Analytics sometimes points you toward what is wrong, but not always why. Form hypotheses based on user data. For example:

  • If mobile users abandon your forms, your form fields may be difficult to use on small screens.
  • If visitors drop off after reading FAQ content, you may need clearer next steps or more prominent calls-to-action.

6. Test and Measure

Implement data-driven changes and use analytics to measure results. Setting up clear goals or conversion funnels in your analytics tool allows you to track progress and determine if adjustments were successful.

  • Use A/B testing to experiment with headline changes, button placements, or form layouts.
  • Monitor post-change performance against baseline KPIs.

Remember, analytics is a cycle — review, refine, and repeat.

Common Pitfalls: What to Avoid

Even with analytics, it’s easy to make certain mistakes. Be mindful of these common pitfalls:

  • Ignoring Sample Size: Drawing conclusions from too little data can be misleading.
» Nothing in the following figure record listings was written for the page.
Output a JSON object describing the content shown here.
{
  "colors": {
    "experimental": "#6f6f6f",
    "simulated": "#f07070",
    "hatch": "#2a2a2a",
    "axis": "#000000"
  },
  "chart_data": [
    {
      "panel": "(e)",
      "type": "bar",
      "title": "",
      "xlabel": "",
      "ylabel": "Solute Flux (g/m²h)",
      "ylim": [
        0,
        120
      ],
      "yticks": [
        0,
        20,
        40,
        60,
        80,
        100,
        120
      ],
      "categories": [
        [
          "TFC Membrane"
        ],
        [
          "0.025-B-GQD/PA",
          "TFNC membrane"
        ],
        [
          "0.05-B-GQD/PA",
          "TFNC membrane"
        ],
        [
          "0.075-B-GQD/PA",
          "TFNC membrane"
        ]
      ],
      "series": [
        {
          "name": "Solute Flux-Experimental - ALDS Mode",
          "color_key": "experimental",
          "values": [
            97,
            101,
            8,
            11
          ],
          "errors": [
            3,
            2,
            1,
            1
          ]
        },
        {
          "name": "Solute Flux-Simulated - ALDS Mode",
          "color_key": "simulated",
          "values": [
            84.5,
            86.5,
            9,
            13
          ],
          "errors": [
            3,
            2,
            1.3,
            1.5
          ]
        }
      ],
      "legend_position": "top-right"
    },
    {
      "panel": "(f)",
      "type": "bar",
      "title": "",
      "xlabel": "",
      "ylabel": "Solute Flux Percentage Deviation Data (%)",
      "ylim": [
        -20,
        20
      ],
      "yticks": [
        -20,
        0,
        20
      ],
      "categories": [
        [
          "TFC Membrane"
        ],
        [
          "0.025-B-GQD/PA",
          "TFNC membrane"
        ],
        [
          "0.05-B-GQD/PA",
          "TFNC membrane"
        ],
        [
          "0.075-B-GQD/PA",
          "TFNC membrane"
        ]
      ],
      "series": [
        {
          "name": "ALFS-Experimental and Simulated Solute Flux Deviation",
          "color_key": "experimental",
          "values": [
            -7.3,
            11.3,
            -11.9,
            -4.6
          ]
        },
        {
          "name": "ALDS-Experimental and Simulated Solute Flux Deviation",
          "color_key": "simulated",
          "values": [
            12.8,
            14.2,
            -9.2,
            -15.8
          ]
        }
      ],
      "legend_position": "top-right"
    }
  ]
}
Wait for sufficient visitors before making big decisions.
  • Chasing Vanity Metrics: High pageviews are meaningless if they don’t result in engagement or conversions.
  • Focusing Only on Quantitative Data: Combine hard data with user feedback — reviews, surveys, or support enquiries can reveal issues analytics can’t.
  • Making Too Many Changes at Once: Test one change at a time to confidently attribute results to the correct source.
  • Failing to Set Clear Goals: Analytics has little value unless it’s mapped to real business objectives.

Real World Examples

To illustrate how analytics can inform website change decisions, consider these typical scenarios:

  • Reducing Bounce Rate:

    A consulting firm noticed most visitors left their homepage within seconds. Analytics showed mobile users struggled to see contact information. After testing a redesigned header with a more visible phone number, the bounce rate dropped by 18%.
  • Improving Lead Generation Forms:

    An online service provider found many users abandoned the lead capture form halfway. Session recordings revealed that unclear dropdown options confused customers. Revising the fields and adding on-field guidance lifted submission rates.
  • Optimising the Checkout Process:

    An e-commerce shop’s analytics flagged a high cart abandonment rate. Analysis revealed slow loading on the payment page and poor mobile usability. Compressed images and a simplified checkout reduced drop-offs by over 20%.

Getting Started: Simple Steps for Small Businesses

For small businesses new to analytics-driven website improvement, start with these basics:

  • Install Google Analytics and set up Google Search Console if you haven’t already.
  • Define one or two clear website goals (e.g., contact form submissions, online sales).
  • Regularly review key metrics: bounce rate, conversion rate, exit pages.
  • Use free heatmap tools to visualise where users engage or struggle.
  • Prioritise improvements with the best ratio of potential impact to effort.
  • Routinely assess the effect of any change before moving on to the next.

Conclusion

Making the right improvements to your website isn’t about copying trends or relying on guesswork. Effective changes are made using evidence and user insight. By integrating analytics into your decision-making process, you’ll not only avoid costly mistakes but also create a website that consistently meets your business objectives and serves your customers better.

Above all, remember that analytics is a process, not a destination. As your business grows and your audience evolves, so do their expectations. Stay curious, experiment, and let the data be your guide.